Editors’ Note: This article is part of the Patheos Public Square on Faith and Reason. Read other perspectives here.

This month, Patheos asked bloggers to contribute to a Public Square symposium on the question “Is Faith Rational, Irrational, or Arational?” Since I used to work teaching Bayesian statistics for the Center for Applied Rationality and I’m now a statistician for FiveThirtyEight, I’m coming down firmly on the “Rational” side of this trilemma.

But “rational” may not mean what you think. You’re selling rationality short if you think of it as just comprising systems of inductive proof, like mathematics, where you start with axioms and extend yourself out cautiously, only accepting theorems that have been rigorously proven, leaving everything else as “conjecture.” If you’re asking people who adhere to different faiths to meet this level of rigor, don’t be surprised when they don’t pass your test. But this would be too high a bar for belief in almost any domain of action.

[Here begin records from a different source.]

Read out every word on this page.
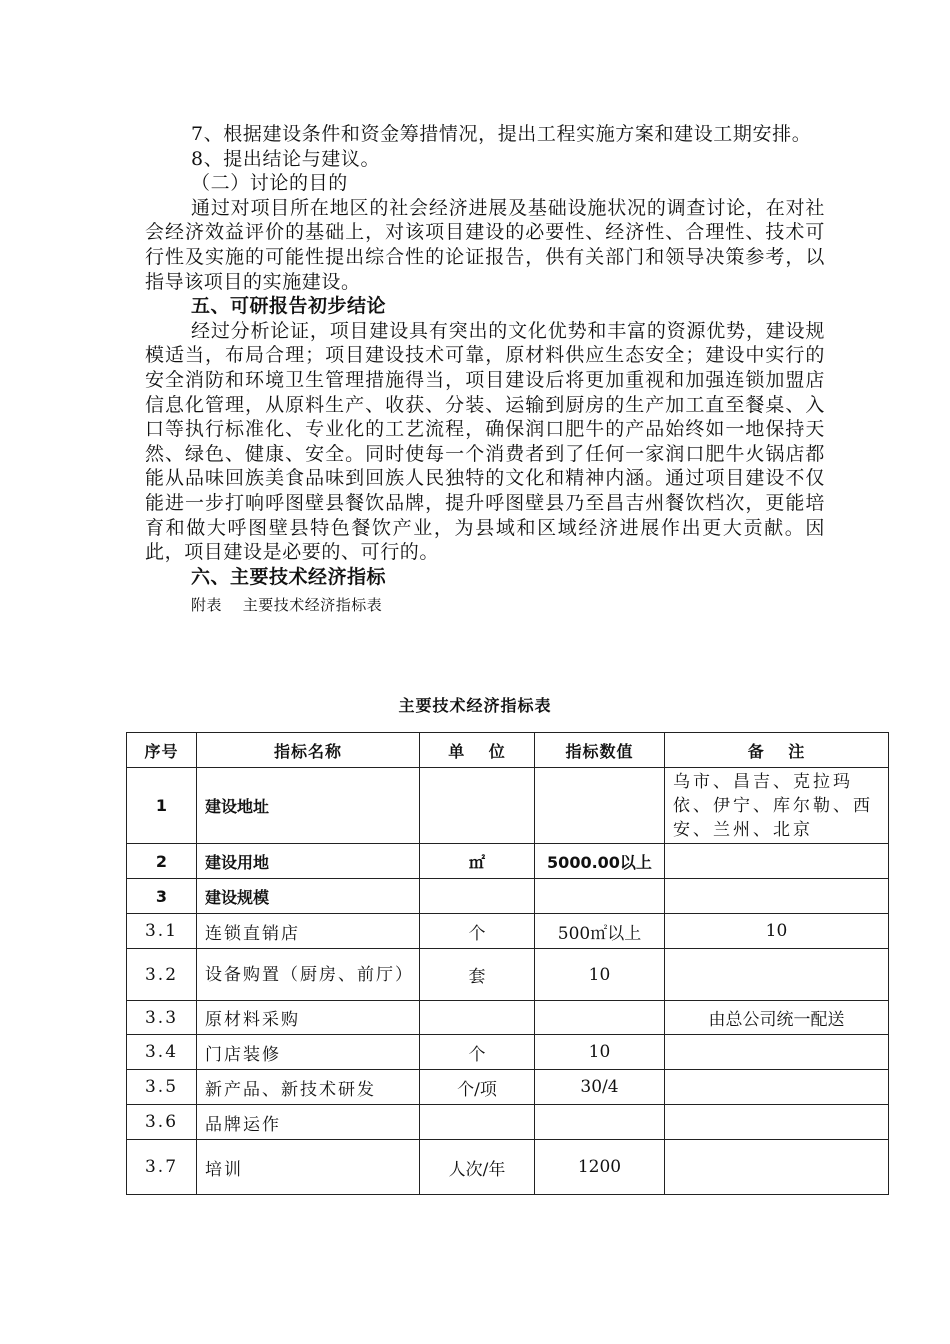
7、根据建设条件和资金筹措情况，提出工程实施方案和建设工期安排。

8、提出结论与建议。

（二）讨论的目的

通过对项目所在地区的社会经济进展及基础设施状况的调查讨论，在对社会经济效益评价的基础上，对该项目建设的必要性、经济性、合理性、技术可行性及实施的可能性提出综合性的论证报告，供有关部门和领导决策参考，以指导该项目的实施建设。

五、可研报告初步结论

经过分析论证，项目建设具有突出的文化优势和丰富的资源优势，建设规模适当，布局合理；项目建设技术可靠，原材料供应生态安全；建设中实行的安全消防和环境卫生管理措施得当，项目建设后将更加重视和加强连锁加盟店信息化管理，从原料生产、收获、分装、运输到厨房的生产加工直至餐桌、入口等执行标准化、专业化的工艺流程，确保润口肥牛的产品始终如一地保持天然、绿色、健康、安全。同时使每一个消费者到了任何一家润口肥牛火锅店都能从品味回族美食品味到回族人民独特的文化和精神内涵。通过项目建设不仅能进一步打响呼图壁县餐饮品牌，提升呼图壁县乃至昌吉州餐饮档次，更能培育和做大呼图壁县特色餐饮产业，为县域和区域经济进展作出更大贡献。因此，项目建设是必要的、可行的。

六、主要技术经济指标

附表　 主要技术经济指标表

主要技术经济指标表
序号	指标名称	单　 位	指标数值	备　 注
1	建设地址			乌市、昌吉、克拉玛依、伊宁、库尔勒、西安、兰州、北京
2	建设用地	㎡	5000.00以上	
3	建设规模			
3.1	连锁直销店	个	500㎡以上	10
3.2	设备购置（厨房、前厅）	套	10	
3.3	原材料采购			由总公司统一配送
3.4	门店装修	个	10	
3.5	新产品、新技术研发	个/项	30/4	
3.6	品牌运作			
3.7	培训	人次/年	1200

In one interview I gave after my conversion, the Christian radio host interviewing me appealed to this level of rigor and argued that atheists really should call themselves agnostics. “How can they say that they know for sure that God doesn’t exist?” he asked.

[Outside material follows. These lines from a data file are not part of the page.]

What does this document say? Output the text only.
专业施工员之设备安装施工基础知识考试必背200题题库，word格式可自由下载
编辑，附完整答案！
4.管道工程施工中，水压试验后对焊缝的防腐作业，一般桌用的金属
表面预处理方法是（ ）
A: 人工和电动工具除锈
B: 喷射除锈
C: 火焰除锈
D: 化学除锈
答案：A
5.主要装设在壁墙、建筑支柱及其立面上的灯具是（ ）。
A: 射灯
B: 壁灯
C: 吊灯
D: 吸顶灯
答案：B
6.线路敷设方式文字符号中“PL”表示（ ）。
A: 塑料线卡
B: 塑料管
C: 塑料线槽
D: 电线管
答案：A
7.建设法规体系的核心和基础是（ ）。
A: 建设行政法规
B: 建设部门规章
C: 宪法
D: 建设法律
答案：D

It’s true, most atheists don’t claim to know that God exists in the same way that they know, say, the law of the excluded middle, but they’re still perfectly justified in claiming the name of atheists. After all, I don’t believe that there’s life on Mercury, but I’ve never been over to the planet to check — I don’t even have relevant qualifications in the area, but it would be a lie to say I’m agnostic on the question.

A rational belief is the way you lean, based on the evidence you have (and with a bit of due diligence to make sure that the evidence you have is the evidence you need). It’s the outcome you’d bet on, if someone gave you the chance. It includes a lot of beliefs that are more working hypotheses than proofs. And it’s not too far from the scientific method.

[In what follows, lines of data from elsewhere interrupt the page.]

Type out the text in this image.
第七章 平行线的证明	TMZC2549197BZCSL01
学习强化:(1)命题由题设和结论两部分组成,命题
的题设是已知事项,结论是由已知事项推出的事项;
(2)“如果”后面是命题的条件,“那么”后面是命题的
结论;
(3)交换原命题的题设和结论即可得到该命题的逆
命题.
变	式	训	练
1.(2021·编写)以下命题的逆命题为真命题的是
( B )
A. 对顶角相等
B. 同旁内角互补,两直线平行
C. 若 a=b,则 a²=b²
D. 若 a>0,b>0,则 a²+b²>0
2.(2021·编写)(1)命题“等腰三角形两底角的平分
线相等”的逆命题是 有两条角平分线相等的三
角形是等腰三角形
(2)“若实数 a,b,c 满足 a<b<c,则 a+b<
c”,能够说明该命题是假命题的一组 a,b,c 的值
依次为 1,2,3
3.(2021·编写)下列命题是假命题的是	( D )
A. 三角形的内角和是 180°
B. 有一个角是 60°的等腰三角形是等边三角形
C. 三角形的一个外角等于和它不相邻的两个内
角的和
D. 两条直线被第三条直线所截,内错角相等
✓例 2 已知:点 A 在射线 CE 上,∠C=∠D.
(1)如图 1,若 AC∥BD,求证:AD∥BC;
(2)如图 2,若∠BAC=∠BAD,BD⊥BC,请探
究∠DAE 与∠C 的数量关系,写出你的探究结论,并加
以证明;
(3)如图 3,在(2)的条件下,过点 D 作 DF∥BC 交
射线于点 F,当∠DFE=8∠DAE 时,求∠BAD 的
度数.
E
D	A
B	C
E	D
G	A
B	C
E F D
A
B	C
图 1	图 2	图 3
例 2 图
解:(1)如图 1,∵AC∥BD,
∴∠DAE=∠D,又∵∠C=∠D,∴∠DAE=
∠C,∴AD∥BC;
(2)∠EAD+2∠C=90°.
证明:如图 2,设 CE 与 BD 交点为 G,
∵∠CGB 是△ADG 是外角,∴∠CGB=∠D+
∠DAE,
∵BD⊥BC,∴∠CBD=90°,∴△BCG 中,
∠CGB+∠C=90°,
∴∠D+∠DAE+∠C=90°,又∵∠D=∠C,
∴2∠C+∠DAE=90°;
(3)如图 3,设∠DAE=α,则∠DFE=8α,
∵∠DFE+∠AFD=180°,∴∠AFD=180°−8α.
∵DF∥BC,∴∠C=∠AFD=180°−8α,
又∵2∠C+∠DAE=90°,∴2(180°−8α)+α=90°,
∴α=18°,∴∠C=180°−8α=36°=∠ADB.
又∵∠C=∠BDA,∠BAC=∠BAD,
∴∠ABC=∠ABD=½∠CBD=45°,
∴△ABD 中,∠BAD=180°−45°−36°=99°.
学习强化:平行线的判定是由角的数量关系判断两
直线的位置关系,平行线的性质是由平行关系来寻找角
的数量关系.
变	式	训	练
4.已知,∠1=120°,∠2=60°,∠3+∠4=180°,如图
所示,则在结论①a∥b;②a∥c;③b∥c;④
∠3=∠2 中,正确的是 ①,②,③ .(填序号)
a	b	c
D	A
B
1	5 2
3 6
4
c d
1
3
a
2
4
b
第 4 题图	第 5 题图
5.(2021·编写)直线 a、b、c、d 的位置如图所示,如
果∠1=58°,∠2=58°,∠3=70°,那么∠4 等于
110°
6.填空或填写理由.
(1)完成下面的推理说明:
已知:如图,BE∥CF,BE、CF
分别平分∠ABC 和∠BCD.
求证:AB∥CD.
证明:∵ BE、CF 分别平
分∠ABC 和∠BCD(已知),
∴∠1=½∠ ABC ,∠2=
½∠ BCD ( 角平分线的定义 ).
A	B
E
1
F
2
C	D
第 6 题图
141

In Arcadia (my favorite non-Shakespeare play), two of the characters are discussing a literature professor’s thinly sourced hypothesis:

Valentine: It may all prove to be true.
Hannah: It can’t prove to be true, it can only not prove to be false yet.
Valentine: Just like science.

My faith and my conversion are “just like science” in the same way. God and Catholicism turned out to be my best working hypothesis when I poked deeper and deeper into the question of what morality was and how we had access to a transcendent truth (besides math). Changing my mind wasn’t so much a choice as a recognition that my belief had shifted. I didn’t necessarily believe in God with 99% confidence, but He was my best hypothesis, and it would be a lie to pretend to be agnostic at that point.

Since converting and beginning to practice the faith, I’ve run into more small pieces of evidence, but they’re not the kind of thing I can upload to ArXiv or submit to a peer reviewed journal. I still read theology, and sometimes I run into something interesting that shores up my confidence in the coherence of the faith, but a lot of my evidence is much more circumstantial. Allowing God a space in my life, means receiving a lot of small graces, whether they come in the form of comfort, contrition, or even righteous sorrow.

These small touches wouldn’t have been enough to push me over the threshhold of belief, but they do help to root me in my faith, just as simply observing the sun rise every day doesn’t prove it will rise tomorrow, but it sure weights your belief on the question.

If you want the chance to change someone else’s mind (or to make sure you’ve given yourself the chance to notice if you’re wrong), making a rational conversion doesn’t just mean reading over Aquinas’s Five Proofs for God but about asking yourself how you’d notice if you’ve been living in the world where Catholicism is true (or Hinduism or atheism or anything else) and whether there’s anything you’d like to read or questions you’d like to ask in order to get your bearings.